The third or fourth doses would be given on the next days, where the woman is sure to make their husbands meet their fate.

As Chambers’s Journal wrote in 1890 of the poison:

“To save her fair fame, the wife would demand a post-mortem examination. Result, nothing — except that the woman was able to pose as a slandered innocent, and then it would be remembered that her husband died without either pain, inflammation, fever, or spasms. If, after this, the woman within a year or two formed a new connection, nobody could blame her.”

Tofana’s business managed to fool the authorities for decades, until the incident of the soup rises and led to her execution, along with her daughter and three of her helpers.

In 1650, a woman laced her soup with a drop of Aqua Tofana to give to her husband – but had a change of heart halfway.

The man forced information out of her, where she had confessed to having poisoned the food with Giulia Tofana’s Aqua Tofana.

Tofana managed to flee before the authorities could catch her, residing at a local church that promised her protection.

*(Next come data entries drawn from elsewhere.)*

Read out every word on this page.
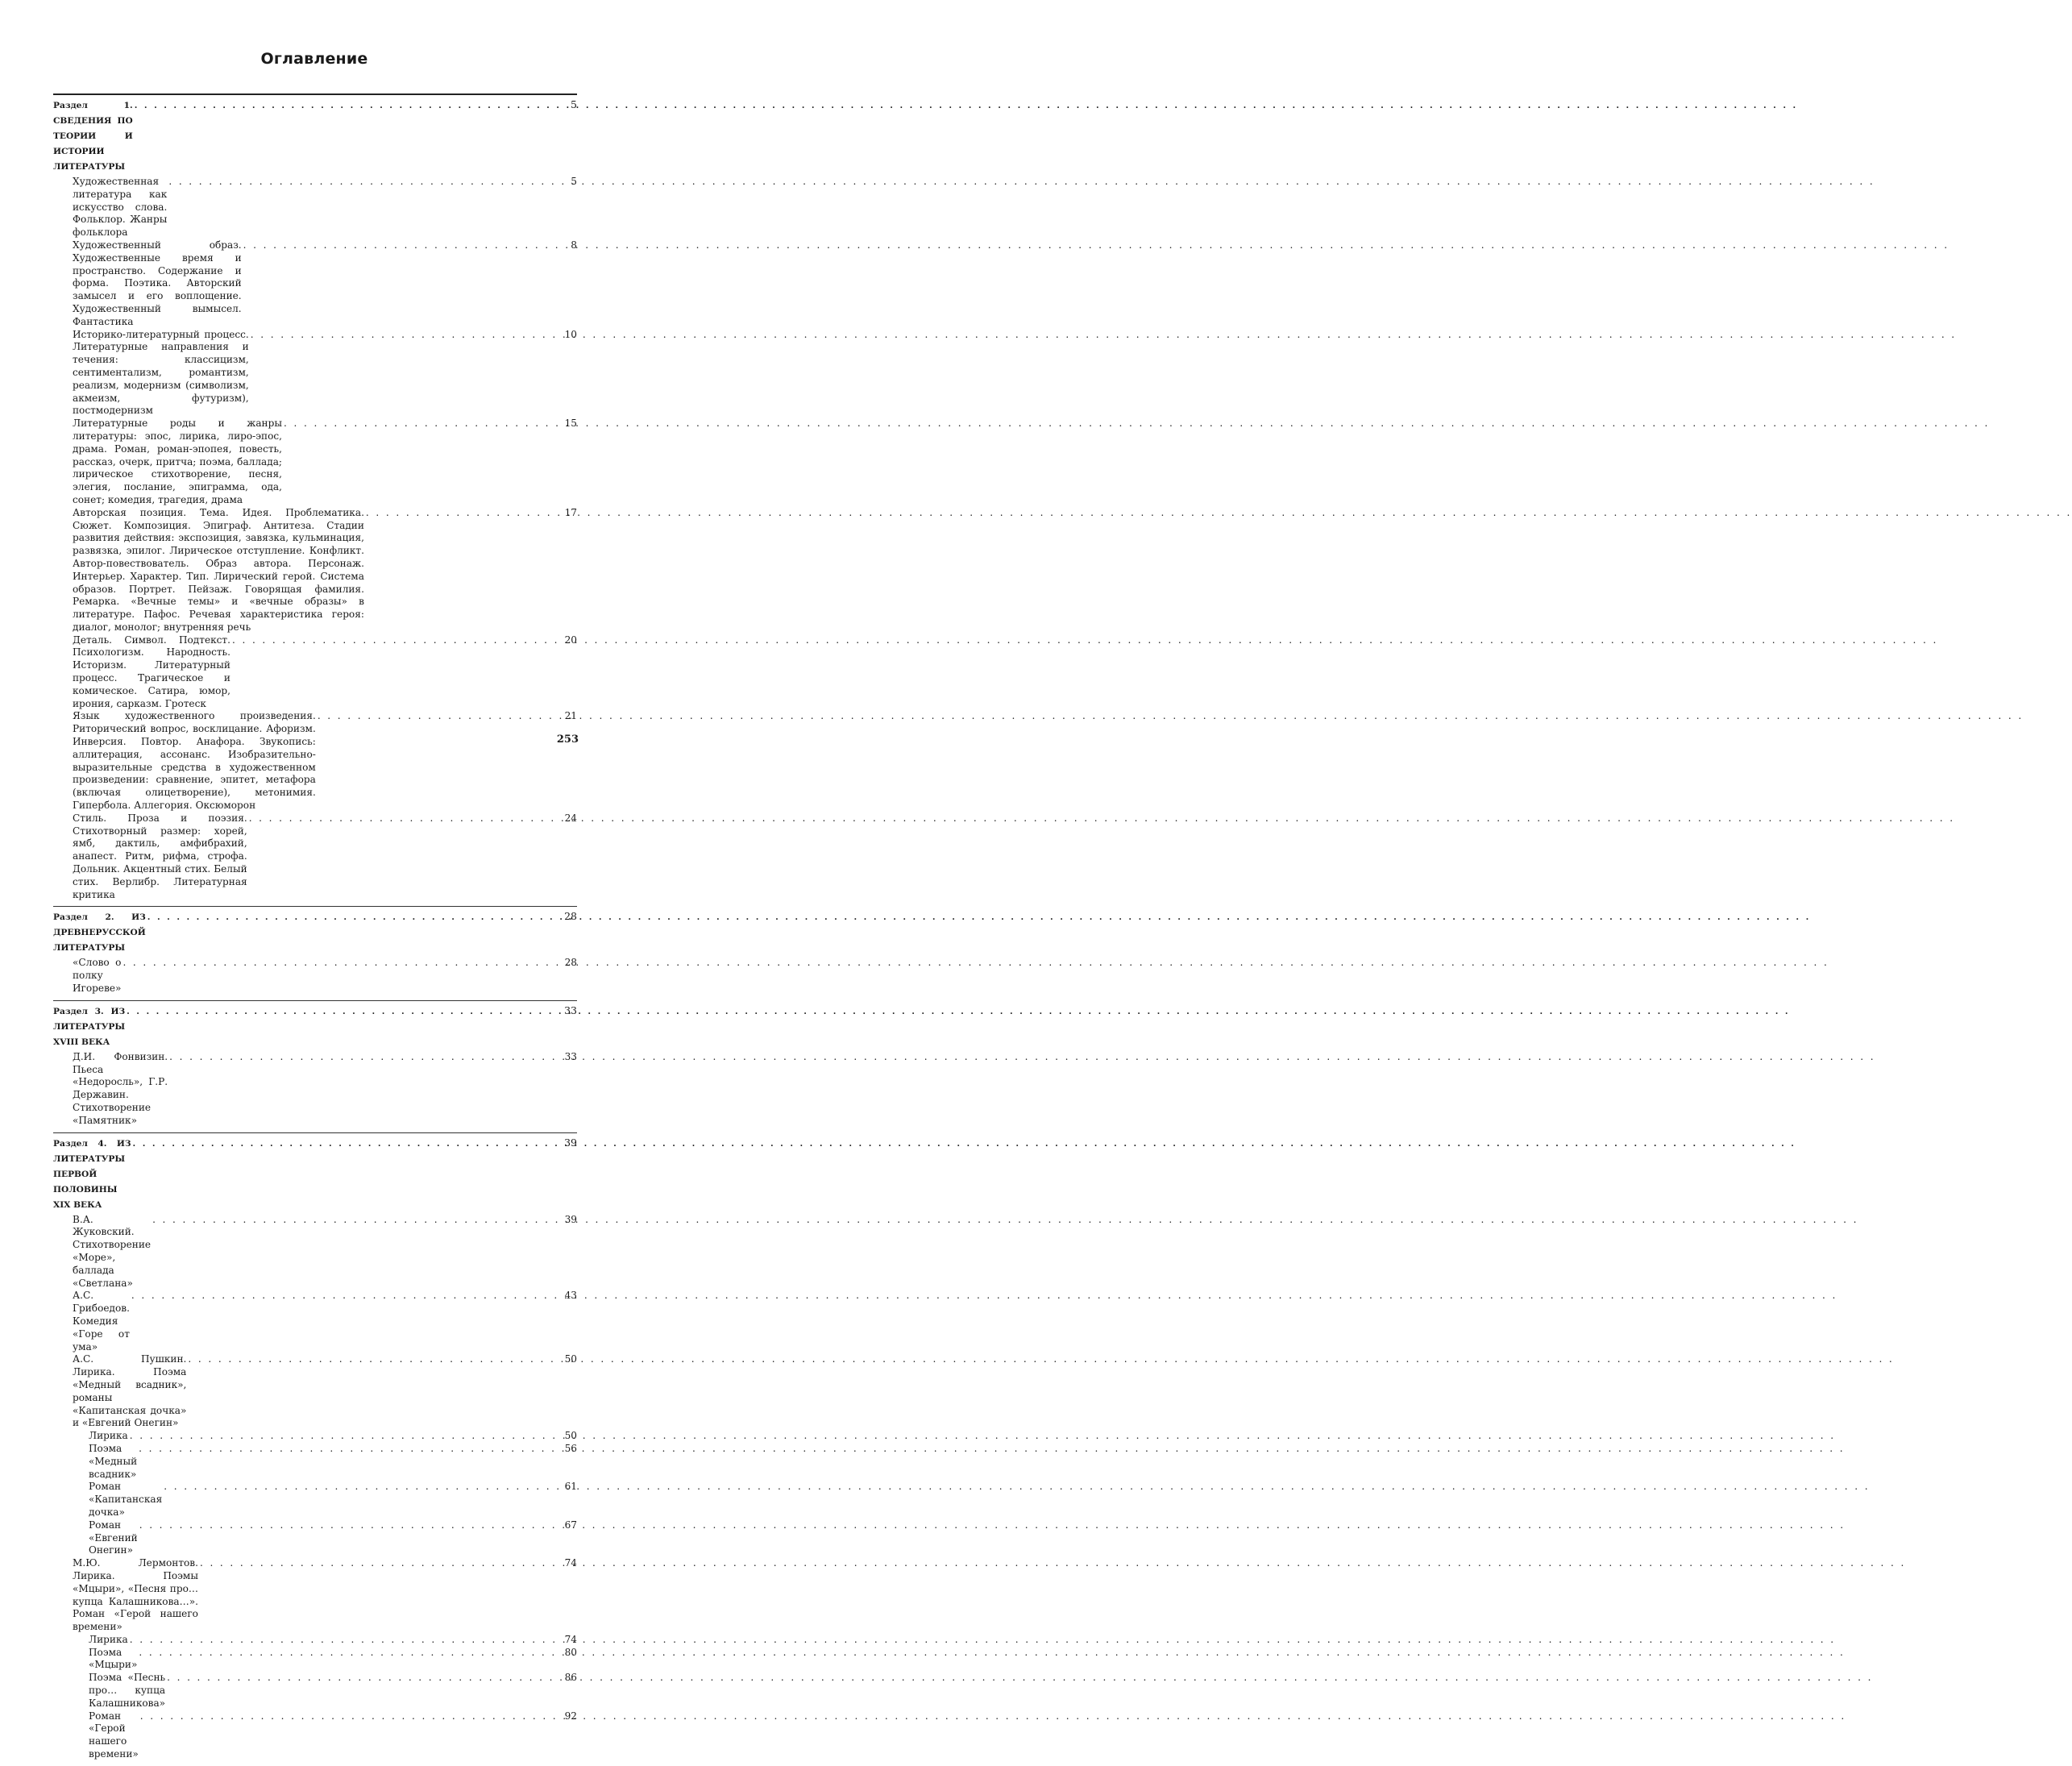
Оглавление
Раздел 1. СВЕДЕНИЯ ПО ТЕОРИИ И ИСТОРИИ ЛИТЕРАТУРЫ
. . .
5
Художественная литература как искусство слова. Фольклор. Жанры фольклора
. . .
5
Художественный образ. Художественные время и пространство. Содержание и форма. Поэтика. Авторский замысел и его воплощение. Художественный вымысел. Фантастика
. . .
8
Историко-литературный процесс. Литературные направления и течения: классицизм, сентиментализм, романтизм, реализм, модернизм (символизм, акмеизм, футуризм), постмодернизм
. . .
10
Литературные роды и жанры литературы: эпос, лирика, лиро-эпос, драма. Роман, роман-эпопея, повесть, рассказ, очерк, притча; поэма, баллада; лирическое стихотворение, песня, элегия, послание, эпиграмма, ода, сонет; комедия, трагедия, драма
. . .
15
Авторская позиция. Тема. Идея. Проблематика. Сюжет. Композиция. Эпиграф. Антитеза. Стадии развития действия: экспозиция, завязка, кульминация, развязка, эпилог. Лирическое отступление. Конфликт. Автор-повествователь. Образ автора. Персонаж. Интерьер. Характер. Тип. Лирический герой. Система образов. Портрет. Пейзаж. Говорящая фамилия. Ремарка. «Вечные темы» и «вечные образы» в литературе. Пафос. Речевая характеристика героя: диалог, монолог; внутренняя речь
. . .
17
Деталь. Символ. Подтекст. Психологизм. Народность. Историзм. Литературный процесс. Трагическое и комическое. Сатира, юмор, ирония, сарказм. Гротеск
. . .
20
Язык художественного произведения. Риторический вопрос, восклицание. Афоризм. Инверсия. Повтор. Анафора. Звукопись: аллитерация, ассонанс. Изобразительно-выразительные средства в художественном произведении: сравнение, эпитет, метафора (включая олицетворение), метонимия. Гипербола. Аллегория. Оксюморон
. . .
21
Стиль. Проза и поэзия. Стихотворный размер: хорей, ямб, дактиль, амфибрахий, анапест. Ритм, рифма, строфа. Дольник. Акцентный стих. Белый стих. Верлибр. Литературная критика
. . .
24
Раздел 2. ИЗ ДРЕВНЕРУССКОЙ ЛИТЕРАТУРЫ
. . .
28
«Слово о полку Игореве»
. . .
28
Раздел 3. ИЗ ЛИТЕРАТУРЫ XVIII ВЕКА
. . .
33
Д.И. Фонвизин. Пьеса «Недоросль», Г.Р. Державин. Стихотворение «Памятник»
. . .
33
Раздел 4. ИЗ ЛИТЕРАТУРЫ ПЕРВОЙ ПОЛОВИНЫ XIX ВЕКА
. . .
39
В.А. Жуковский. Стихотворение «Море», баллада «Светлана»
. . .
39
А.С. Грибоедов. Комедия «Горе от ума»
. . .
43
А.С. Пушкин. Лирика. Поэма «Медный всадник», романы «Капитанская дочка» и «Евгений Онегин»
. . .
50
Лирика . . .	50
Поэма «Медный всадник»
. . .
56
Роман «Капитанская дочка»
. . .
61
Роман «Евгений Онегин»
. . .
67
М.Ю. Лермонтов. Лирика. Поэмы «Мцыри», «Песня про… купца Калашникова…». Роман «Герой нашего времени»
. . .
74
Лирика . . .	74
Поэма «Мцыри»
. . .
80
Поэма «Песнь про… купца Калашникова»
. . .
86
Роман «Герой нашего времени»
. . .
92
253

Although, suspicion grew that she had poisoned the water supply, where the church was stormed and Giulia Tofana was captured.

Tortured, Tofana confessed to having killed around 600 men with her poison in a period of 20 years.

Tofana was ultimately executed in Campo de’ Fiori in Rome in 1659 alongside her daughter and three of her helpers. Additionally, over 40 of Tofana’s lower-class customers were also executed while women of the upper class were either imprisoned or escaped punishment altogether by insisting that they never knew their “cosmetics” were actually poison.

It is suspected that she used a combination of arsenic, lead, and belladonna, widely used in the 17th century in cosmetics.

Because of this, belladonna has become synonymous with the word “beautiful woman,” while “deadly nightshade,” a suitable pseudonym for the instruments of a femme fatale, became a more appropriate nickname.